Clothier continued: “Her doctor wanted to put her in a private sanatorium for people with drink and drug problems. But Duke wanted her in Louisiana and said he’d be with her as much as he could. So she arrived in Alexandria where we were based with little Aissa and a couple of maids.”
John Ford had to ‘bully’ John Wayne to get a good performance from him
Photo: John Ford and John Wayne on the set of The Horse Soldiers (1959)
Munn wrote that it was Holden’s first time working with director John Ford, who was battling alcoholism, and Holden swore to work with him ever again. The actor recalled Ford’s cruel behavior toward Wayne for the sake of a better performance from him. However, it initially started with the filmmaker telling the actors that they aren’t allowed to have any alcohol.
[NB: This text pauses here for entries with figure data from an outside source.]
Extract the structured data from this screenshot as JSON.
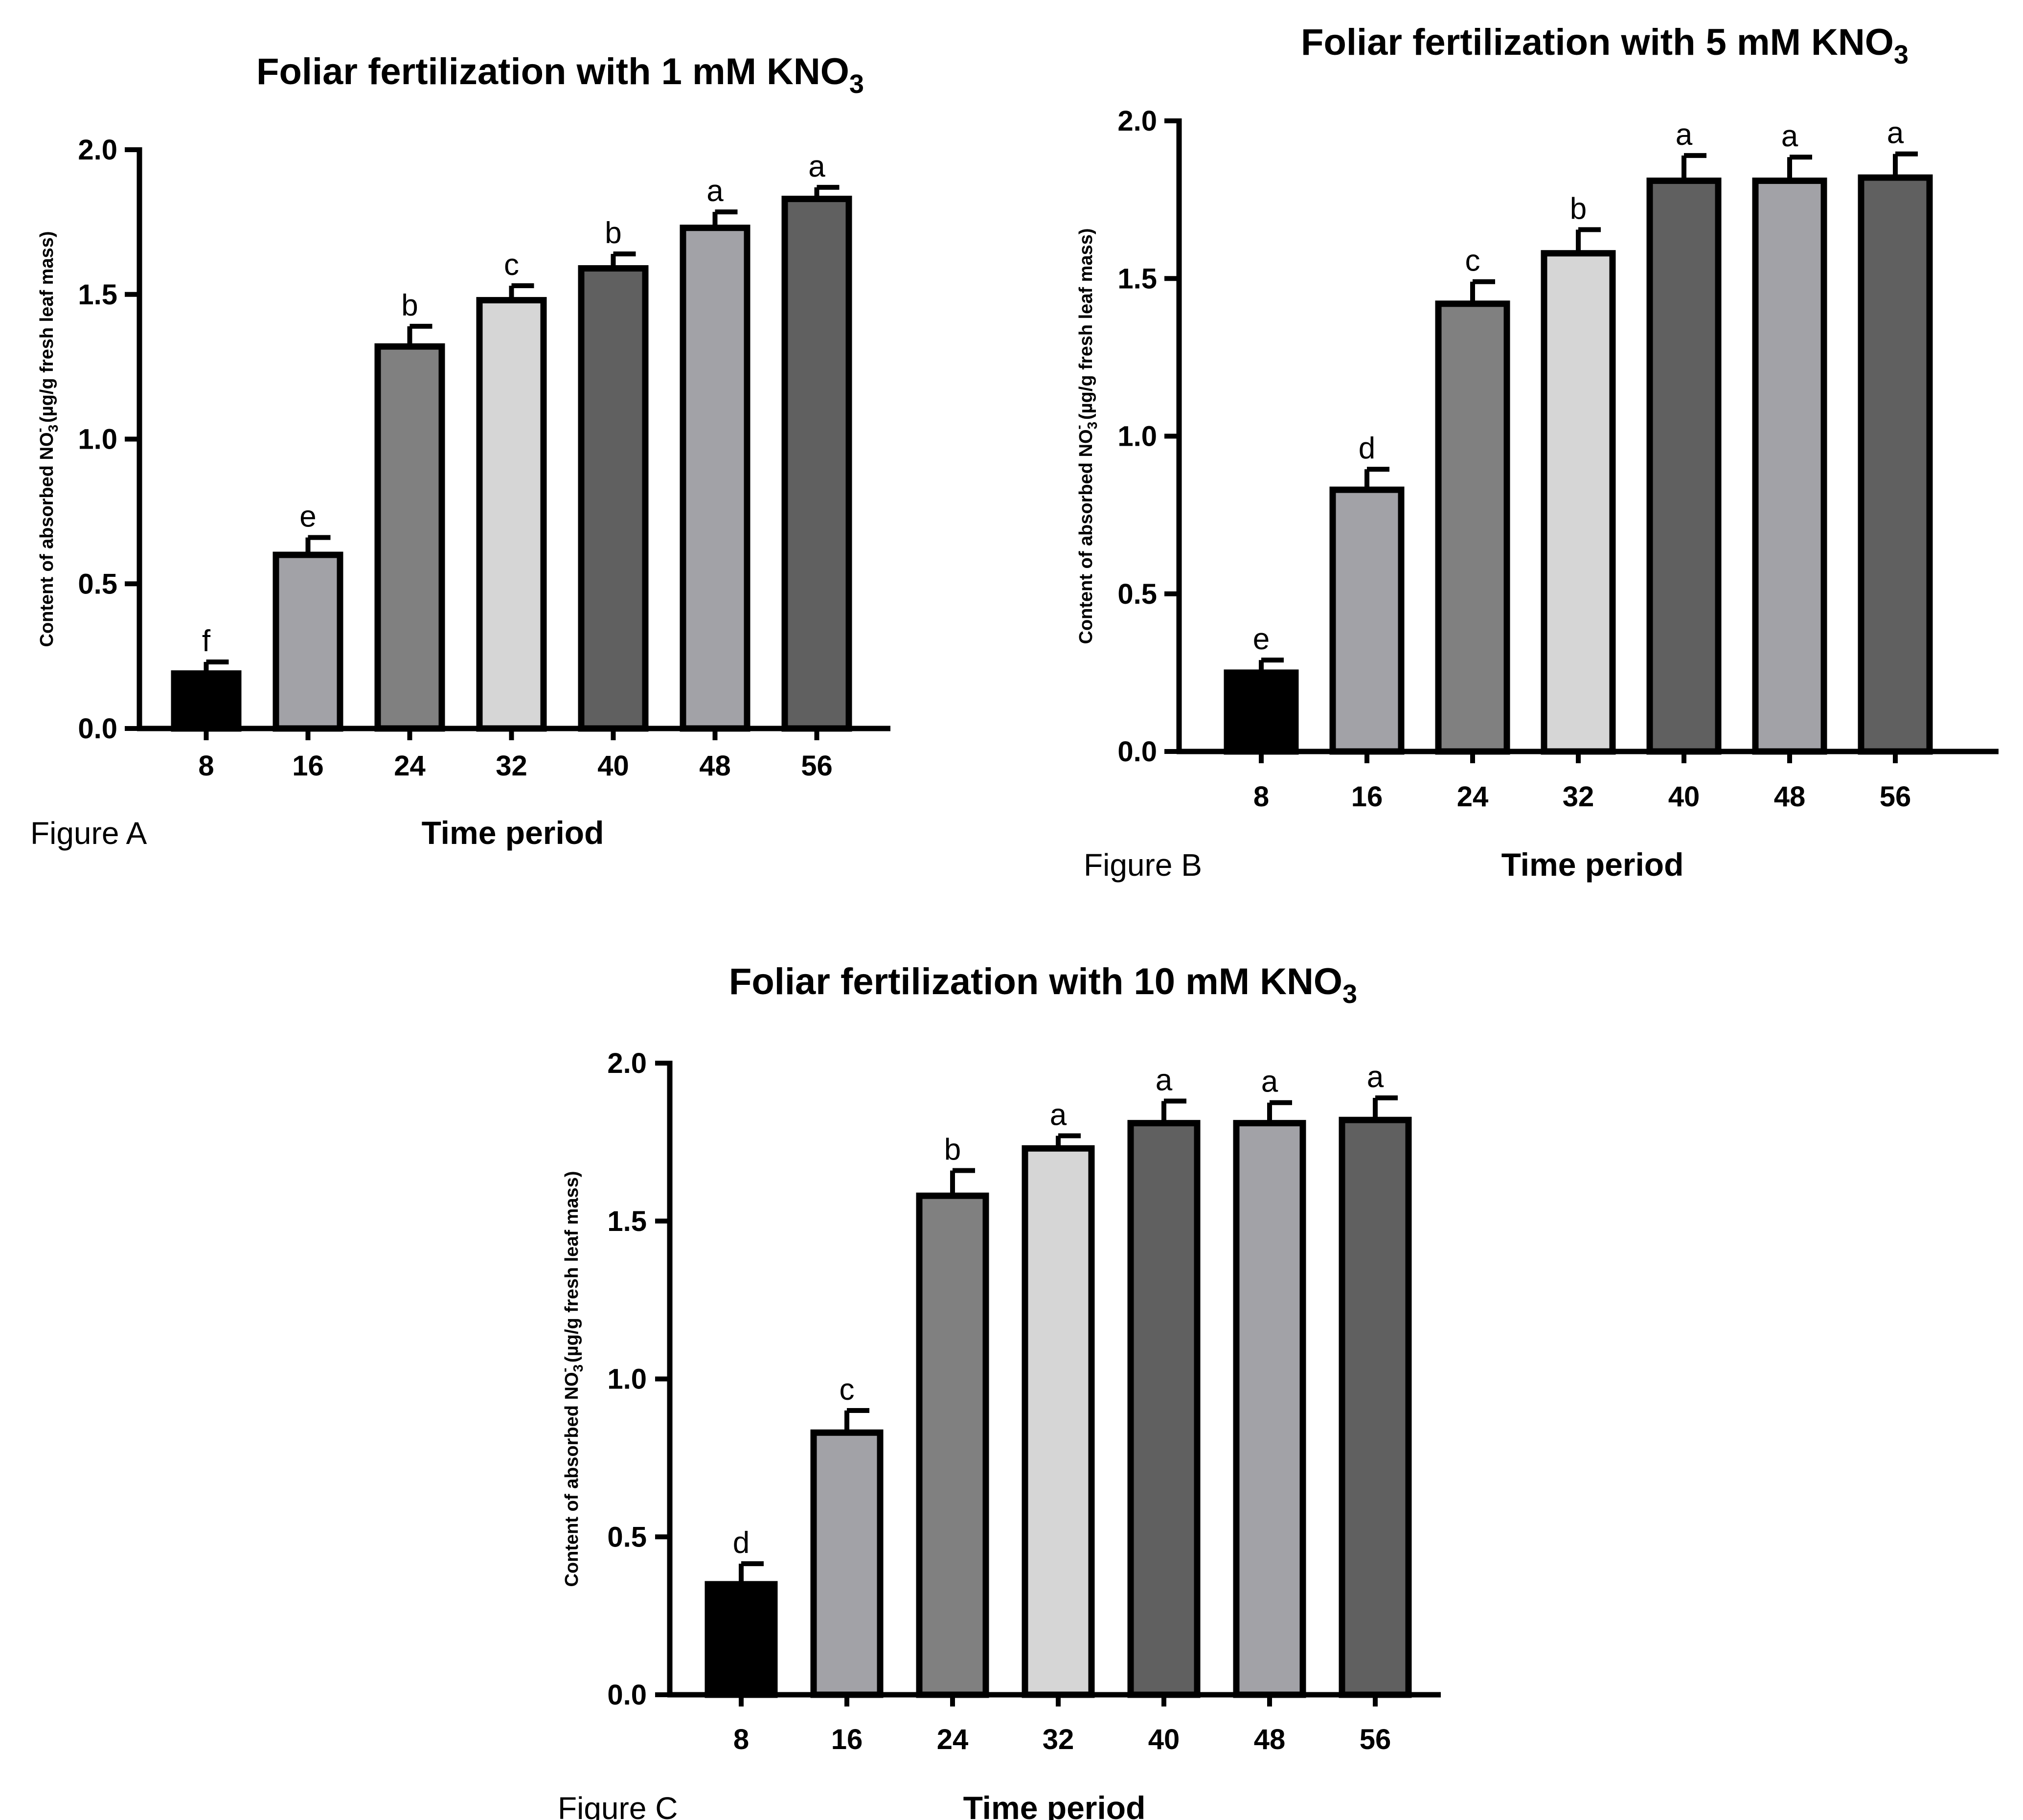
{
  "chart_data": [
    {
      "type": "bar",
      "figure_label": "Figure A",
      "title": "Foliar fertilization with 1 mM KNO",
      "title_subscript": "3",
      "xlabel": "Time period",
      "ylabel": {
        "text_before": "Content of absorbed NO",
        "subscript": "3",
        "superscript": "-",
        "text_after": " (µg/g fresh leaf mass)"
      },
      "ylim": [
        0,
        2.0
      ],
      "yticks": [
        "0.0",
        "0.5",
        "1.0",
        "1.5",
        "2.0"
      ],
      "categories": [
        "8",
        "16",
        "24",
        "32",
        "40",
        "48",
        "56"
      ],
      "values": [
        0.19,
        0.6,
        1.32,
        1.48,
        1.59,
        1.73,
        1.83
      ],
      "errors": [
        0.04,
        0.06,
        0.07,
        0.05,
        0.05,
        0.055,
        0.04
      ],
      "significance": [
        "f",
        "e",
        "b",
        "c",
        "b",
        "a",
        "a"
      ],
      "bar_colors": [
        "#000000",
        "#a2a2a7",
        "#808080",
        "#d6d6d6",
        "#606060",
        "#a2a2a7",
        "#606060"
      ]
    },
    {
      "type": "bar",
      "figure_label": "Figure B",
      "title": "Foliar fertilization with 5 mM KNO",
      "title_subscript": "3",
      "xlabel": "Time period",
      "ylabel": {
        "text_before": "Content of absorbed NO",
        "subscript": "3",
        "superscript": "-",
        "text_after": " (µg/g fresh leaf mass)"
      },
      "ylim": [
        0,
        2.0
      ],
      "yticks": [
        "0.0",
        "0.5",
        "1.0",
        "1.5",
        "2.0"
      ],
      "categories": [
        "8",
        "16",
        "24",
        "32",
        "40",
        "48",
        "56"
      ],
      "values": [
        0.25,
        0.83,
        1.42,
        1.58,
        1.81,
        1.81,
        1.82
      ],
      "errors": [
        0.04,
        0.065,
        0.07,
        0.075,
        0.08,
        0.075,
        0.075
      ],
      "significance": [
        "e",
        "d",
        "c",
        "b",
        "a",
        "a",
        "a"
      ],
      "bar_colors": [
        "#000000",
        "#a2a2a7",
        "#808080",
        "#d6d6d6",
        "#606060",
        "#a2a2a7",
        "#606060"
      ]
    },
    {
      "type": "bar",
      "figure_label": "Figure C",
      "title": "Foliar fertilization with 10 mM KNO",
      "title_subscript": "3",
      "xlabel": "Time period",
      "ylabel": {
        "text_before": "Content of absorbed NO",
        "subscript": "3",
        "superscript": "-",
        "text_after": " (µg/g fresh leaf mass)"
      },
      "ylim": [
        0,
        2.0
      ],
      "yticks": [
        "0.0",
        "0.5",
        "1.0",
        "1.5",
        "2.0"
      ],
      "categories": [
        "8",
        "16",
        "24",
        "32",
        "40",
        "48",
        "56"
      ],
      "values": [
        0.35,
        0.83,
        1.58,
        1.73,
        1.81,
        1.81,
        1.82
      ],
      "errors": [
        0.065,
        0.07,
        0.08,
        0.04,
        0.07,
        0.065,
        0.07
      ],
      "significance": [
        "d",
        "c",
        "b",
        "a",
        "a",
        "a",
        "a"
      ],
      "bar_colors": [
        "#000000",
        "#a2a2a7",
        "#808080",
        "#d6d6d6",
        "#606060",
        "#a2a2a7",
        "#606060"
      ]
    }
  ]
}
“I liked Duke a lot,” Holden said. “I wasn’t sure how we’d get on, but he was a really nice guy. But I was pretty disgusted with the way Ford treated him. Ford would yell at him and treat him like he was a newcomer. I said to Duke, ‘Why do you let that old bastard treat you like that?’ He said, ‘Aw, Bill, that’s just his way of making sure I give him a good performance.’”
Holden continued: “I said, ‘Duke, you’ve been at this longer than me. You got nominated for an Oscar, didn’t you?’ He said, ‘Yeah!’ I said, ‘And what film was that for?’ Of course I knew the answer. Sands of Iwo Jima. I said to Duke, ‘Did Ford get a good performance out of you for that?’ He said, ‘Ford didn’t direct Iwo Jima.’ I said, ‘That’s what I mean.’ But Duke would just do anything for Ford, and I admired his loyalty.”
William Holden would never allow John Ford to treat him the same way
Holden would never allow Ford to give him the same treatment that he gave Wayne for the sake of performance. However, he was much more outspoken regarding his feelings toward the filmmaker.
“But I wasn’t having Ford talk to me that way,” Holden said, according to Munn. “I told him [and] said, ‘Jack, I’ll sweat blood to give you a good performance, but if you ever talk to me that way you talk to Duke, I’ll walk off and I won’t come back.’ Ford said, ‘Oh Bill, I don’t need to force a good performance out of you. I saw Sunset Boulevard. You’re twice the actor Duke is. He needs me to bully him.’”
Holden continued: “I couldn’t believe it. I never worked for Ford again. I never worked with Duke again, either, but that’s just because nothing came along that suited us both.”
Holden snuck Wayne away from Ford for a whole day by scheduling a teeth cleaning appointment, where they day drank afterward.
Clothier recalled: “When Ford found out, he was furious. He went into one of the worst tantrums I’ve ever seen. You’d think Duke had broken all Ten Commandments. Ford would go sneaking into Duke’s room looking for bottles.”